Aspects of Two-photon Absorption of Squeezed Light: the CW limit

TL;DR

This paper provides a theoretical analysis of two-photon absorption of squeezed light in continuous-wave regimes, highlighting conditions for enhancement and the dominance of one-photon absorption under typical experimental parameters.

Contribution

It develops a general theoretical approach for two-photon absorption with squeezed light, considering both resonant and off-resonant conditions, and analyzes enhancement effects in different regimes.

Findings

Two-photon absorption can be enhanced by squeezed light bandwidth and photon bunching.

One-photon absorption remains dominant in the parameter space where two-photon enhancement occurs.

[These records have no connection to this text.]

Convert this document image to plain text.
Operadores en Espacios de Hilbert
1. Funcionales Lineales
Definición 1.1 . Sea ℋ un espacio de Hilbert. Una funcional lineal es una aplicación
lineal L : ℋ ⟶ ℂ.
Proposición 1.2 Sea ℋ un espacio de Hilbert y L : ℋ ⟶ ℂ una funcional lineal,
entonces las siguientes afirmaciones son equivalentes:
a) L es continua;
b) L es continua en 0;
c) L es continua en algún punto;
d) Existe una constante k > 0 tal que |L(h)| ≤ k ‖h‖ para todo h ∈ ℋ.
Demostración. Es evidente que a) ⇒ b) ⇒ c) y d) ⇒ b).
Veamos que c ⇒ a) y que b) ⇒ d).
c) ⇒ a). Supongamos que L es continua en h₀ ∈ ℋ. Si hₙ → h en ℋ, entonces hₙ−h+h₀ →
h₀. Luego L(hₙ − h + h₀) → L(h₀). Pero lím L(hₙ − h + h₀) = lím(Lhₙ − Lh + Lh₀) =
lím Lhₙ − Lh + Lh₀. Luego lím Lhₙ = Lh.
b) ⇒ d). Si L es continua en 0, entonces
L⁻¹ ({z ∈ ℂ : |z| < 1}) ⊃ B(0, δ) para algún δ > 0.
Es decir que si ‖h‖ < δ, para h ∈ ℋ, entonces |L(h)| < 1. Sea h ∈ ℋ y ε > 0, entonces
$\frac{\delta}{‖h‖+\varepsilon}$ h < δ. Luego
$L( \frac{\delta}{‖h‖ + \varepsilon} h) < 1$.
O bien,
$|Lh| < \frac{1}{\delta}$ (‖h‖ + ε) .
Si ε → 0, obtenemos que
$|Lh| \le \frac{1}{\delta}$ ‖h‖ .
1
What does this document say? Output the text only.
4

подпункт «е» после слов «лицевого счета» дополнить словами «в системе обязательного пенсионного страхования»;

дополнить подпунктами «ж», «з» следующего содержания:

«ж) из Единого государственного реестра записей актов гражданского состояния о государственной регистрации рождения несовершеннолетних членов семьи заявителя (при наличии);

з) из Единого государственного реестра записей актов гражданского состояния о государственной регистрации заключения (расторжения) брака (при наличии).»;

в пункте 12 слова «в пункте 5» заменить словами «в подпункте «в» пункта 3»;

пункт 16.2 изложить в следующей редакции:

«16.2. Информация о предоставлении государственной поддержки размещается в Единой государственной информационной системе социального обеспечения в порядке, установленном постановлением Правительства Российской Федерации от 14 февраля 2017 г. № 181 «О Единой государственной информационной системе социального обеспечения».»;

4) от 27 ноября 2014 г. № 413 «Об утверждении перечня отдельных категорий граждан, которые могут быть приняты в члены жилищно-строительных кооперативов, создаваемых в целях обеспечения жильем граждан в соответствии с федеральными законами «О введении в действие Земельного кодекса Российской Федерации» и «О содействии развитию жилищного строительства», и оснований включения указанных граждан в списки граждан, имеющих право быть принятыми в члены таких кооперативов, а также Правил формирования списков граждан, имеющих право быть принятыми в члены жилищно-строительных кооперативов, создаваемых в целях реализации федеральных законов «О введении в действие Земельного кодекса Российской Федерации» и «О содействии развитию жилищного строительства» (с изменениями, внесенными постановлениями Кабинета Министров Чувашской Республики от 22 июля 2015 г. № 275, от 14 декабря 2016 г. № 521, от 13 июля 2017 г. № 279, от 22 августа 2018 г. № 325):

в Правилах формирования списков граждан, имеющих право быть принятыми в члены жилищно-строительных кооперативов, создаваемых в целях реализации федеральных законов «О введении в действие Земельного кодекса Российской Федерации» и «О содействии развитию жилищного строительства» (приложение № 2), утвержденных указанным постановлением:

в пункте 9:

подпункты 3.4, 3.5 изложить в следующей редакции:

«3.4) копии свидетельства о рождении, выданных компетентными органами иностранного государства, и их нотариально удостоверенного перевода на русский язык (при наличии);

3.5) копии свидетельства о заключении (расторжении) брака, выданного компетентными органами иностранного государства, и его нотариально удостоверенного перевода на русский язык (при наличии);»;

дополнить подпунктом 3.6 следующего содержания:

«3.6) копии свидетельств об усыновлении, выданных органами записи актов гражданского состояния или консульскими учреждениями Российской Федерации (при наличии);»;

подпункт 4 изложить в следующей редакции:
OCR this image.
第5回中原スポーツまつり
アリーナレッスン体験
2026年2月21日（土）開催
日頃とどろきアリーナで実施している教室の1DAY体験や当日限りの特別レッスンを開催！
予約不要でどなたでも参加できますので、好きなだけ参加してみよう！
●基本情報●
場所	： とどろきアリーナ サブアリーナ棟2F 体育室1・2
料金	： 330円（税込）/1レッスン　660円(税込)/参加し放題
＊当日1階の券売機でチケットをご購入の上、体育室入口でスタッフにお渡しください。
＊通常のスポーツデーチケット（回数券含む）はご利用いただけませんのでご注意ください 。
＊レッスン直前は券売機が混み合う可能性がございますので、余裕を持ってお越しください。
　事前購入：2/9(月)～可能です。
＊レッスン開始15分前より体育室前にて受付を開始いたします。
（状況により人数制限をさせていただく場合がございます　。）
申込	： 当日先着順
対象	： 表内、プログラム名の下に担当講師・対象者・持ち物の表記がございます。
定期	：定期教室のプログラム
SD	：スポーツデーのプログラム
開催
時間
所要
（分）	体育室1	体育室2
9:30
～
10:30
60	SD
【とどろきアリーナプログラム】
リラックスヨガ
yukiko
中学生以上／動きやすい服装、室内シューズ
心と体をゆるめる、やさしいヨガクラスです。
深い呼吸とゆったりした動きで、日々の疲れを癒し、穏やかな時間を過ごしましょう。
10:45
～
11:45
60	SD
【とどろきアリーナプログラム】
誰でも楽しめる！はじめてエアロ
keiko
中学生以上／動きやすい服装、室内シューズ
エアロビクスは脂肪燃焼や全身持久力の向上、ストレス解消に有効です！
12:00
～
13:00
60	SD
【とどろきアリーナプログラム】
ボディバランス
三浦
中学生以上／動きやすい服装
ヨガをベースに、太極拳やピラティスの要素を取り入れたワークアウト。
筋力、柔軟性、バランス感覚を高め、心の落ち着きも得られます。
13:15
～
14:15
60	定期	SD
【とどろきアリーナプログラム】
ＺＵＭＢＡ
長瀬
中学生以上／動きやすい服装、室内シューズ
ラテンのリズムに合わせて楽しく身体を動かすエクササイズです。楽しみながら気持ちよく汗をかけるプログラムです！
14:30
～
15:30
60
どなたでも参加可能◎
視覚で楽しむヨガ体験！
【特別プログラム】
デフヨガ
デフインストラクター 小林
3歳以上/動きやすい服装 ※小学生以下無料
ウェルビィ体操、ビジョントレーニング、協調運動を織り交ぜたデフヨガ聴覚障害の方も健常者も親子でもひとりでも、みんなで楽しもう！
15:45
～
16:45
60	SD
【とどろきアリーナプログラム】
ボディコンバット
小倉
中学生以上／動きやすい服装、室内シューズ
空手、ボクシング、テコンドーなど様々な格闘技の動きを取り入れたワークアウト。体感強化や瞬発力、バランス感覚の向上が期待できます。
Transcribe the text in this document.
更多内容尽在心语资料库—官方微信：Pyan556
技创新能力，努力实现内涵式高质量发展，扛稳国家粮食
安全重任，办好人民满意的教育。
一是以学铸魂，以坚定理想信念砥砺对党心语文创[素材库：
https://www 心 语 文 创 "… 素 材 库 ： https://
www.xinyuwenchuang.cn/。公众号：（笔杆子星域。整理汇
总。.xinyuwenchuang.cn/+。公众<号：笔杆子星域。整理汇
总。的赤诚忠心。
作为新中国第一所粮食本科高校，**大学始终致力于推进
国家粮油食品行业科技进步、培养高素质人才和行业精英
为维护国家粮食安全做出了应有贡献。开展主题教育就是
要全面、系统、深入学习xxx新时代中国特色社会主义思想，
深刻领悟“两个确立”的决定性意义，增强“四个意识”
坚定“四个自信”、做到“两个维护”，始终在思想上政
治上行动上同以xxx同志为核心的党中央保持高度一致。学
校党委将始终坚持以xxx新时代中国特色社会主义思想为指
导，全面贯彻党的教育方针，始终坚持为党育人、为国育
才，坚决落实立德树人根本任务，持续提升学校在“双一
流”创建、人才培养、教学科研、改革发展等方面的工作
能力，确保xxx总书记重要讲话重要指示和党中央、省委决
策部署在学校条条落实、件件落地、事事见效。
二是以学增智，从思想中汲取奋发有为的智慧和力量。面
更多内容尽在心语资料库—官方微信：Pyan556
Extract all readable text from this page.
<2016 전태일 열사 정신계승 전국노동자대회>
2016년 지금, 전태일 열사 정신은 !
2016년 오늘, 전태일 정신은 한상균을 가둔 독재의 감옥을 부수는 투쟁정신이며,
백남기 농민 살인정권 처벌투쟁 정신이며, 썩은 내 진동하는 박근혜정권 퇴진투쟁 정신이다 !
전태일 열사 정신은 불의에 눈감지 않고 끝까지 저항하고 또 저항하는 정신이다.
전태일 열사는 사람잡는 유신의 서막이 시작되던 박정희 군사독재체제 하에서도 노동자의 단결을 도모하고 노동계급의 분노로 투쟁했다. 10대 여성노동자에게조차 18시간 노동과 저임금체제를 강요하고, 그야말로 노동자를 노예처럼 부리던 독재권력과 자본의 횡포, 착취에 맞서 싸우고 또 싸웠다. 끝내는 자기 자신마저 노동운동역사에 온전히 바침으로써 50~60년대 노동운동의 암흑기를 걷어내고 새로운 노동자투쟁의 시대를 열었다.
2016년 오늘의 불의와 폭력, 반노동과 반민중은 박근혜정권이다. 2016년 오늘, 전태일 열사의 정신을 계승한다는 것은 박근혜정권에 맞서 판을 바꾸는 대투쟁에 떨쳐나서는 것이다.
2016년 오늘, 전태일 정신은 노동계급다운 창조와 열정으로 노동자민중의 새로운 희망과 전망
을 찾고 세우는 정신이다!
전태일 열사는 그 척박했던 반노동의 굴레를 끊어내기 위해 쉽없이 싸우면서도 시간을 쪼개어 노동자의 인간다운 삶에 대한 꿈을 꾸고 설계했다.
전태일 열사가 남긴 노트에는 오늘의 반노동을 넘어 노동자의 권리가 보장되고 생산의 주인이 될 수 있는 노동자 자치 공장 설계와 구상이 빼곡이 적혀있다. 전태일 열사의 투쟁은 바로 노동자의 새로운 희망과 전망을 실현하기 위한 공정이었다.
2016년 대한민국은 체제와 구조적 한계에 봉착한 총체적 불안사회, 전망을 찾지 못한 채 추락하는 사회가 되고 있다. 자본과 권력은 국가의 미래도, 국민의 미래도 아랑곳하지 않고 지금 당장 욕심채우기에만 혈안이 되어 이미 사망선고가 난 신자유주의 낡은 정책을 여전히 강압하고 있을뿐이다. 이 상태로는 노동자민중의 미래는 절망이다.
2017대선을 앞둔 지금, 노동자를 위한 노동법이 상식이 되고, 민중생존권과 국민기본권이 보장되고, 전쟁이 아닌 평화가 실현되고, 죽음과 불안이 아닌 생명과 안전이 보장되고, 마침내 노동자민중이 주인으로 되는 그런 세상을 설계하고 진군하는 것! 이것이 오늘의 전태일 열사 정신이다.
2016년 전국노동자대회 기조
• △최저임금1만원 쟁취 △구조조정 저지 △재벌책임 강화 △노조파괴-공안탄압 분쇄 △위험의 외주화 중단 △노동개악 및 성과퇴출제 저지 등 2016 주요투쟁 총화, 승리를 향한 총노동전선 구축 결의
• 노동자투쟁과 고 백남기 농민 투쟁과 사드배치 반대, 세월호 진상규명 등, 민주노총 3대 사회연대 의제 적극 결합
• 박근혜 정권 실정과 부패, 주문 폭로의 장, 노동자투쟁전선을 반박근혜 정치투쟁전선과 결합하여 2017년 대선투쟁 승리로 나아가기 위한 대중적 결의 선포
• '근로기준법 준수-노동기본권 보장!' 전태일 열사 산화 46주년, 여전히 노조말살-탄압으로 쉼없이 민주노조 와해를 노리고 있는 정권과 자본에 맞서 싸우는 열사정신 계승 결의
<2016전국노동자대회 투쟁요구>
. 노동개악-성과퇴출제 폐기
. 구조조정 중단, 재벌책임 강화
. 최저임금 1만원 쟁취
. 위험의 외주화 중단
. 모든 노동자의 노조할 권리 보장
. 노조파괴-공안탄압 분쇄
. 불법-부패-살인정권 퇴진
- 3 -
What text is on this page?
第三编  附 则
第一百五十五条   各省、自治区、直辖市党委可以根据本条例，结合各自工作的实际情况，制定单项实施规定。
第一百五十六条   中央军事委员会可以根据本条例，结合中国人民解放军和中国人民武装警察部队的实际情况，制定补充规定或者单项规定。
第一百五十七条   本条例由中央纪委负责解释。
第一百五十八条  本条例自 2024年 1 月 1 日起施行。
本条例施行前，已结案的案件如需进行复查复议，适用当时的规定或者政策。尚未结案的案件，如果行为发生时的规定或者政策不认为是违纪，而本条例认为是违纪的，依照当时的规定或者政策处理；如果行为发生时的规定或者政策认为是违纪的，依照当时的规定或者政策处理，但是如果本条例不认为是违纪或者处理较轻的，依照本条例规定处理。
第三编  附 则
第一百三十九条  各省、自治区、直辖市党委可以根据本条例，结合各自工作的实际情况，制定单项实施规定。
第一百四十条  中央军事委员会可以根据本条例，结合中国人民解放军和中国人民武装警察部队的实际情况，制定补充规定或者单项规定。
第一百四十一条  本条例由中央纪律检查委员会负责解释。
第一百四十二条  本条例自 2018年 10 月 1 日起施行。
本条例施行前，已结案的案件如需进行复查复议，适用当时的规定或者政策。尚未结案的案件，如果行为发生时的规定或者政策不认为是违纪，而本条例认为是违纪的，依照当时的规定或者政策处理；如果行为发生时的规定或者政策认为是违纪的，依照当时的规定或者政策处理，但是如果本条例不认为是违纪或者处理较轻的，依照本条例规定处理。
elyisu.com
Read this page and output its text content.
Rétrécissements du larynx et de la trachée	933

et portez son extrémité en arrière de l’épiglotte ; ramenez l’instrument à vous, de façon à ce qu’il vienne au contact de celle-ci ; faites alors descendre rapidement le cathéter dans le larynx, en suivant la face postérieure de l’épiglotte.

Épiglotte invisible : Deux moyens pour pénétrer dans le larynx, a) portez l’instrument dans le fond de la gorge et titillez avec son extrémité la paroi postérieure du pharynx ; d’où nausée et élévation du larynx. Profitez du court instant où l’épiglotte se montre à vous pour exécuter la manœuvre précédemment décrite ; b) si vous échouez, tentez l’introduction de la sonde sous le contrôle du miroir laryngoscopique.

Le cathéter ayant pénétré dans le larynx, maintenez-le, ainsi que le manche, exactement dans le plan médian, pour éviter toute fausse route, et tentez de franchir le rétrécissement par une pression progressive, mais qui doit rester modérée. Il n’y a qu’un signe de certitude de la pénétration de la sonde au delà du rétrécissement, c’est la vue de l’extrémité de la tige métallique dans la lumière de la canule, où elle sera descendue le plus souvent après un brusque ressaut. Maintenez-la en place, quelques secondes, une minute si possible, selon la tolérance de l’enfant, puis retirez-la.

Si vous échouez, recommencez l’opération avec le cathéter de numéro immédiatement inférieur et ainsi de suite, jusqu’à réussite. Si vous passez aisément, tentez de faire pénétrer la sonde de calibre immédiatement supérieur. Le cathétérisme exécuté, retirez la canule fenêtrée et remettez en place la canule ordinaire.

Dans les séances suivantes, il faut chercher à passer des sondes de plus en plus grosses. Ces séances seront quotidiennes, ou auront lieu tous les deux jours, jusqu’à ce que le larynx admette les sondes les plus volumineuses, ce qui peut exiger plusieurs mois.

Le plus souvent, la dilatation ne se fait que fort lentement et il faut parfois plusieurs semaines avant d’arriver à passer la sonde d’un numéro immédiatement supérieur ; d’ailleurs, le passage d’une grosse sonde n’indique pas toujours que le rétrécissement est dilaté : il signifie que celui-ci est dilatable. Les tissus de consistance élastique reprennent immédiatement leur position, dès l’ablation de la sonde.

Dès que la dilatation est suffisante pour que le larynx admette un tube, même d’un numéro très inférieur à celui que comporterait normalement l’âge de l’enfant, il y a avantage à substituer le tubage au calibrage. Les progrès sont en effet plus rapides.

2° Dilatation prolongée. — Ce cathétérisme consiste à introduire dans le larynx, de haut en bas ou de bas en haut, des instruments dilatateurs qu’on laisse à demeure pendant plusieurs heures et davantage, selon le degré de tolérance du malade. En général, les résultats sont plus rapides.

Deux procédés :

The analysis applies to both narrowband and broadband photon pair scenarios.

Abstract

We present a theoretical analysis of two-photon absorption of classical and squeezed light valid when one-photon absorption to an intermediate state is either resonant or far-detuned from resonance, and in both the low and high intensity regimes. In this paper we concentrate on continuous-wave excitation, although the approach we develop is more general. We calculate the energy removed from an incident field for typical experimental parameters and consider the limiting cases when the photon pairs are narrowband or broadband compared to the molecular linewidths. We find an enhancement of the two-photon absorption due to resonant contributions from the large squeezed light bandwidth and due to photon bunching in the low intensity regime. However, in both cases, for the parameters we choose, the one-photon absorption is the dominant process in the region of parameter space where a large enhancement of the two-photon absorption is possible.